For the second part of the tour I don a regal purple safety jacket and we step from the corporate end of the building to the plant like none you have before experienced. It’s close to silent, no sound of heavy machinery. Just footsteps and calm voices. People know the plan. It’s calm. They care.
Manufacturing of engines and bodies utilises the BMW plant network. The car bodies are built at the BMW Group Plant Dingolfing, close to Munich. The first stop here is the paint shop. The famous V12 engine is manufactured at BMW’s Hams Hall plant near Birmingham. Goodwood assembles the drivetrain and merges everything into the body.

Fully assembled, painted bodies progress through the awaiting engineers and artisans at each station staffed by specialists who oversee each function. The majority of detail work is done in-house. No fewer than seventeen people weave fibre optics into ceiling panels. A temperature-humidity-controlled thermador room keeps wood veneer conditioned for artisans to fashion into any part that may be inlaid. Nearby, a massive machine embroidery table stitches monograms. Expert eyes analyse for perfection. Every step is allocated ample time. No rush. Things must be right.

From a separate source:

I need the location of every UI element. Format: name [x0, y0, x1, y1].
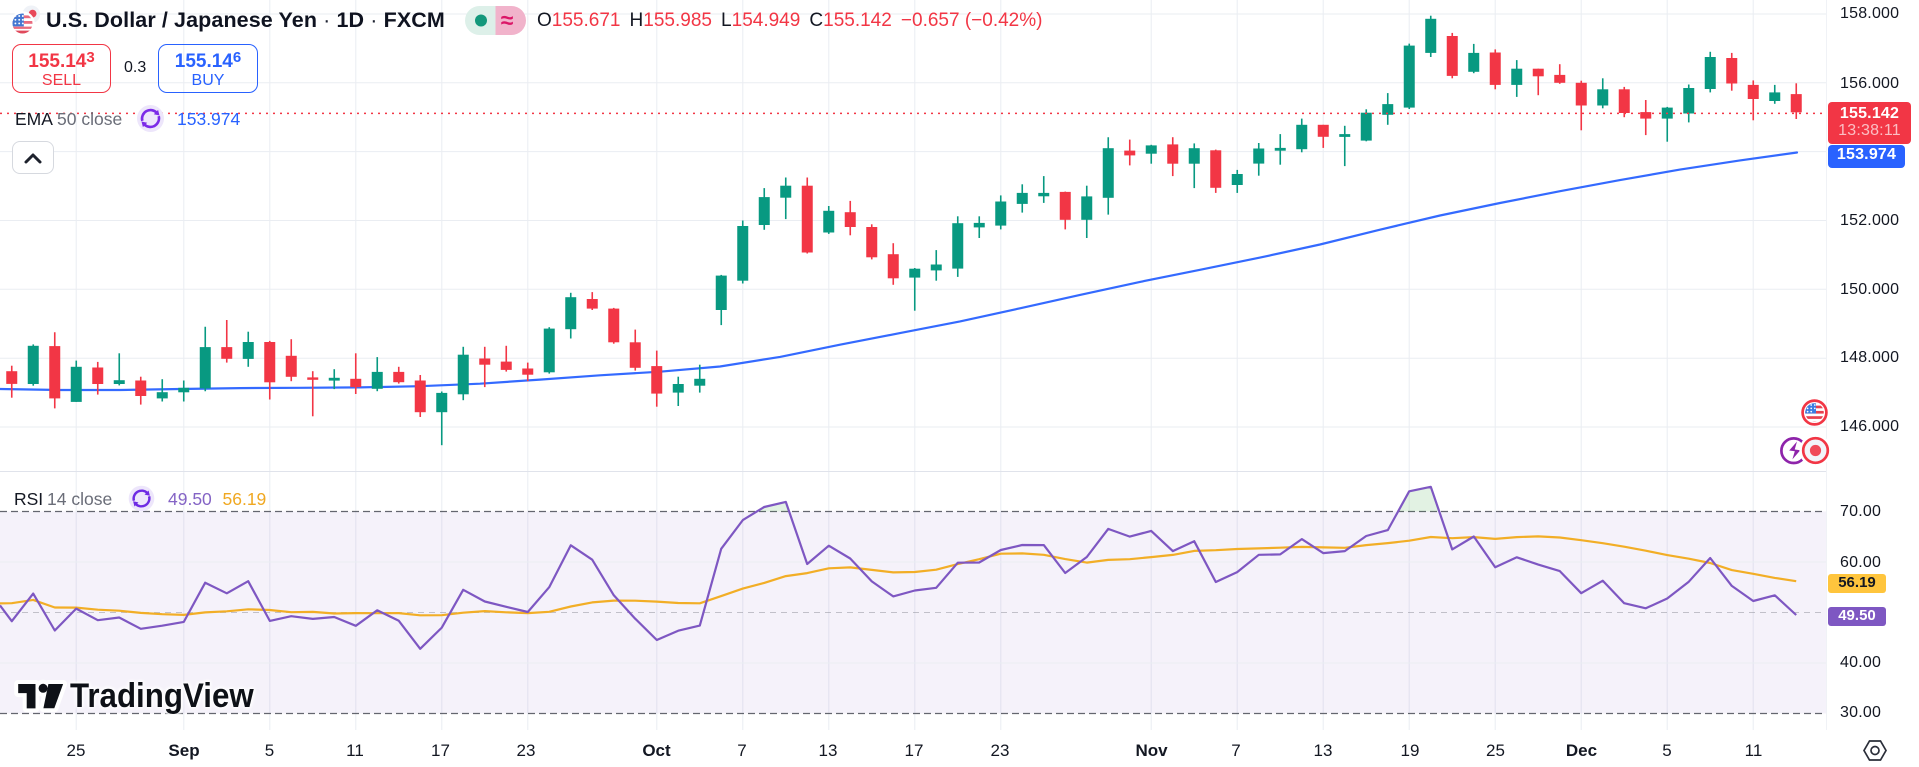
- svg-text:≈: ≈: [501, 7, 514, 33]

I’m here in an auspicious year. 2025 marks an incredible 100 years of the range-topping Phantom, and there is no more storied vehicle. Queen Elizabeth II was ferried to her wedding in a Phantom. John Lennon bought a black one and then painted it. Elton John gave one to his percussionist. Marlene Dietrich had one, Elvis loved his, and so did 50 Cent. To celebrate its centenary, Rolls-Royce is unveiling an exclusive 25-car collection featuring its most intricate woodwork. The Blackwood interior door veneers form the canvas for the design of maps, landscapes, and floral elements, using laser-etching at multiple depths. Expert hands apply fine patterns using textured ink layering, then marquetry adds sculpted, engraved motifs on top of the main surface, and 24-carat gold leafing is hand-laid into the design. It results in a new form of automotive wood sculpture. It’s something to behold – it belongs in a gallery.
Rolls-Royce represents true luxury. Perhaps it defines luxury. Creating the world’s most recognised and desirable handcrafted products for its international clientele is no easy feat. When the facility in Chichester was created, there was plenty of space. With the success of the brand, every corner of the original building is filled. Over 2,500 people work here at the global headquarters and manufacturing plant, where Phantoms, Ghosts, and Spectres are crafted, perfected – and inspire greatness.